Non ti dò il tempo di ribattere che mi avvento sulla tua bocca schiusa. La mia lingua la invade cercando la tua, avvinghiandosi ad essa, in un bacio bagnato di saliva e bollente di desiderio. Non mi fermi mentre avverti la mia mano risalire lungo la tua coscia, portando con sé il tessuto della gonna. Il mio membro preme turgido contro il tuo pube, e i tuoi seni quasi esplodono compressi contro il mio torace. Ti lascio andare solo quando entrambi siamo senza fiato, con le labbra tumide e gli occhi accesi di voglia reciproca.
«Andiamo a casa tua», mi dici ansante.
«Non ancora», ti rispondo riprendendo fiato a mia volta.
«Portami in un hotel, in un bosco, in un qualsiasi altro maledetto posto, andiamo dove ti pare... ma scopami, ti prego... non ne posso più, non resisto, ho troppa voglia».
Rido di gusto a quelle parole, sotto il tuo sguardo rabbioso. «Oh, piccola, non se ne parla. Sei ben lontana dal non poterne più. E a me non basta che tu abbia semplicemente voglia di essere scopata. Tu ne hai sempre voglia, mia piccola troia. Oggi dovrai essere sfinita dal desiderio prima di sentirmi dentro di te», ti sussurro, risalendo con le dita a cercare il tuo sesso caldo, gonfio e umido per le gocce che scivolano lungo la fessura fino a infrangersi sulle mie dita.
«Non hai idea di quanto ti odi in questo momento, razza di bastardo», ringhi mentre avverto le tue gambe allargarsi e le tue ginocchia cedere al mio tocco.
Allento la morsa sul tuo collo e con le dita cerco e stringo il tuo labbro inferiore. «Mi piace questa grinta. Conservala per questa notte», ti dico prima di darti un morso che ti strappa un lieve rantolo.
«Almeno uno dei due rischia di non arrivarci a stanotte», replichi dandomi un forte pizzico sul braccio.
Rido ancora. «Vieni, andiamo», ti dico poi, cercando per l'ennesima volta la tua mano.
«Dove?», chiedi lasciandoti guidare lungo il marciapiede.
«Con questa bella giornata, il minimo che possa fare è portarti a vedere il mare di qui».
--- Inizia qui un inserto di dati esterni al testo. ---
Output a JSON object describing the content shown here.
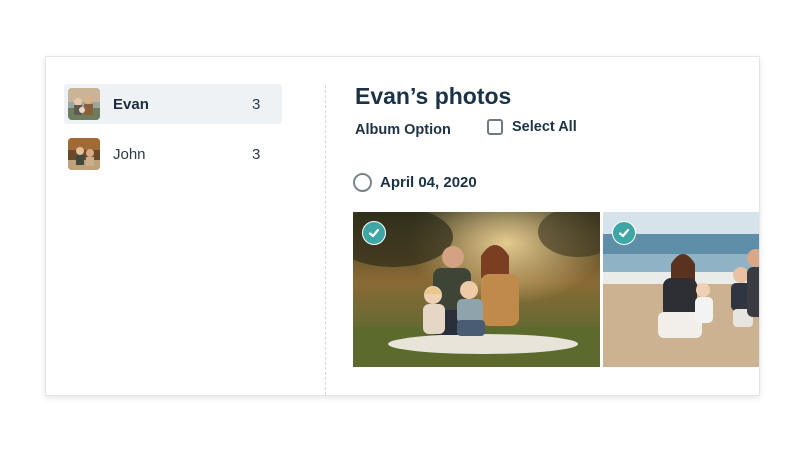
{
  "people": [
    {
      "name": "Evan",
      "count": "3",
      "selected": true
    },
    {
      "name": "John",
      "count": "3",
      "selected": false
    }
  ],
  "main": {
    "title": "Evan’s photos",
    "album_option_label": "Album Option",
    "select_all_label": "Select All",
    "date_group": {
      "date": "April 04, 2020",
      "photos": [
        {
          "selected": true,
          "scene": "family portrait in park"
        },
        {
          "selected": true,
          "scene": "family on beach"
        }
      ]
    }
  },
  "colors": {
    "accent": "#3ea7a5",
    "text": "#1b3346",
    "selected_row_bg": "#eef2f4"
  }
}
«Ma a te non piace il mare».
«Io adoro il mare. E' la gente che ci va in massa a non piacermi. Ma questo periodo dell'anno dovrebbe essere propizio per chi detesta il caos».
«Il solito misantropo del cazzo», mi dici prendendomi in giro.
«Sempre. E fiero di esserlo», rispondo scherzosamente battendomi un pugno sul petto e facendoti montare in auto.
Mentre ci lasciamo alle spalle case e cemento, la tua voce accompagna quella di Donna Summer sparata a tutto volume dagli altoparlanti dell'autoradio.